Semiconductor analyst Doug Freedman, of American Technological Research, contends that the most interesting changes will occur in core system components, such as memory and graphics needs. Disk space will be affected as well, he says.

Desktop computers will move from 80-120 gigabyte (GB) discs to 160-250 GB discs, and notebooks from 30-60 GB discs to 80-160 GB discs, generating gains for many hard-drive manufacturers he predicts.

We believe average HDD storage configurations will essentially double on both desktops and notebooks given the greater bandwidth requirements and enhanced multimedia capability, particularly video, he said to clients.

The research firm also finds that the new system will require substantially more random-access-memory than Windows XP based systems. Feedback from beta testers interviewed by the firm indicates that Vista runs much more smoothly with 2GB of DRAM.

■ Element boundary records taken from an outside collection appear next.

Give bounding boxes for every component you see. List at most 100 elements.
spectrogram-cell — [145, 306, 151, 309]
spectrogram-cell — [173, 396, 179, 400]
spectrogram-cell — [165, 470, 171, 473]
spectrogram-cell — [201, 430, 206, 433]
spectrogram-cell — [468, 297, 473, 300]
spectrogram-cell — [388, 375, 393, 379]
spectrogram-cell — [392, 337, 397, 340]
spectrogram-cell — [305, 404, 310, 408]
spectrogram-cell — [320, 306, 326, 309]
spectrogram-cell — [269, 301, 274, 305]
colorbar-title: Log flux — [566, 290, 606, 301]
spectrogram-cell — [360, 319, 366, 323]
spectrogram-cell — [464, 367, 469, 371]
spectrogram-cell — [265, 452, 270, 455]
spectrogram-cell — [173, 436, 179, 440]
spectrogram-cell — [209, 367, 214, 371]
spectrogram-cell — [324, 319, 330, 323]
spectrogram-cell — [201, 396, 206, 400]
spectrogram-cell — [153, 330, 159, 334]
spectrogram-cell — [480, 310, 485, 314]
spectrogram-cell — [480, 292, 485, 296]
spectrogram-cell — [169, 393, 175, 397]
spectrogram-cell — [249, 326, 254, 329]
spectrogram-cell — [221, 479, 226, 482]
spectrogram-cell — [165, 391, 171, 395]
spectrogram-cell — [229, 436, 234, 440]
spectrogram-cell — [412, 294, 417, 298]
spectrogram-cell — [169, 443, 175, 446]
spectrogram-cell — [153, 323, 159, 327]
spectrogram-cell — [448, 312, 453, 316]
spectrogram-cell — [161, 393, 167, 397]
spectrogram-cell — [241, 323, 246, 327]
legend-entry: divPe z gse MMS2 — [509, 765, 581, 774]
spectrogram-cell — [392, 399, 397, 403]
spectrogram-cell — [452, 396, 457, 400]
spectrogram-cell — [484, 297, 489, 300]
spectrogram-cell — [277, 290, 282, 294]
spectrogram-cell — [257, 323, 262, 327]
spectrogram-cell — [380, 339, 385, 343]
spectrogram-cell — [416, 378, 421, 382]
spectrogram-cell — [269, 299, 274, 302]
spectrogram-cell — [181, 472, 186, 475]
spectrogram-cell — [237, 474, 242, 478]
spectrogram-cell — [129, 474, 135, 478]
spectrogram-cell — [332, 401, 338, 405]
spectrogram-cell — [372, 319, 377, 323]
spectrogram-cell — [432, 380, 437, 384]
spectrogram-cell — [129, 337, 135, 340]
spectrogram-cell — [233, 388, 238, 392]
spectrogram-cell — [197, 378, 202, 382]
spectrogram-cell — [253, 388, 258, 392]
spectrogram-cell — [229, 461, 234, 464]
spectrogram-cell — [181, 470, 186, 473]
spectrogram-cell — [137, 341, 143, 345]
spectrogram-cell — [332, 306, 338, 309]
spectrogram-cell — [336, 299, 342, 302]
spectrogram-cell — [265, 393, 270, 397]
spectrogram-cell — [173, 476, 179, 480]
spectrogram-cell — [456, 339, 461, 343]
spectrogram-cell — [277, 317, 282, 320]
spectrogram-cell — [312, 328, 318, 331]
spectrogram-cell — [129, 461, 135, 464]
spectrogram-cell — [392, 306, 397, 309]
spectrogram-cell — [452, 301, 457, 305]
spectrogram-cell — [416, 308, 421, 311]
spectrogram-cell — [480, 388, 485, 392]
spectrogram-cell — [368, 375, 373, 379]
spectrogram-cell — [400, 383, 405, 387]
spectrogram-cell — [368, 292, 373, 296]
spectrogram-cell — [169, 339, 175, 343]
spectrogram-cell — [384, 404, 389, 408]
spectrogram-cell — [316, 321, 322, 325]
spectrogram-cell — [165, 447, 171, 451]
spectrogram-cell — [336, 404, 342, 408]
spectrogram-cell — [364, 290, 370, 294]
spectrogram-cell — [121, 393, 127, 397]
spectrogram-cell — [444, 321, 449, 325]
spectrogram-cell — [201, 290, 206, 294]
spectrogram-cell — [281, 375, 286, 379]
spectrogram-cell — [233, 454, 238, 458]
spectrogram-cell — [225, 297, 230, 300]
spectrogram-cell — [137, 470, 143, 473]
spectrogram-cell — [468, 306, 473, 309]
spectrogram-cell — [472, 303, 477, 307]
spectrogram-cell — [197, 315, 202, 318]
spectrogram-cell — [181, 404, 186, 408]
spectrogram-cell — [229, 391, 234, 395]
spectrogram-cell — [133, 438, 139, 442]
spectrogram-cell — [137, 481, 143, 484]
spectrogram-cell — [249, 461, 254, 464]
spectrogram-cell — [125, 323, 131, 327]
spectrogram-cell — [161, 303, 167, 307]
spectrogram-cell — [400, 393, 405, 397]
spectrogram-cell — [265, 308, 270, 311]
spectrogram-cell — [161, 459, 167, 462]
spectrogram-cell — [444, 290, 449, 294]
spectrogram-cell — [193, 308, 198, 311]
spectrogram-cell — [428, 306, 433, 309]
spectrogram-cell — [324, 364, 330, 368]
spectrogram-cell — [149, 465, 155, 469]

This should have a positive effect on DRAM pricing as supply will not be able to increase in a step function. This would be a positive for MU, QI, Samsung, Hynix, Elpida, and Nanya.

Advanced features seen in the new operating system from Microsoft, such as the new 3D interface may require users to upgrade their video cards as well, fairing positively for ATI Technologies, and Nvidia Corporation - two of the largest graphics hardware firms.

The 3D Aero interface of Vista premium will need substantially greater graphic computing resources. The specifications call for a DirectX 9 capable graphics engine with 128MB of memory.

Windows Vista is scheduled for release in January of 2007, following several delays. Software analyst at Goldman Sachs, Richard Sherlund, said that while his previous financial models have anticipated a delay for Vista shipment, he now says that a second delay is looking less likely.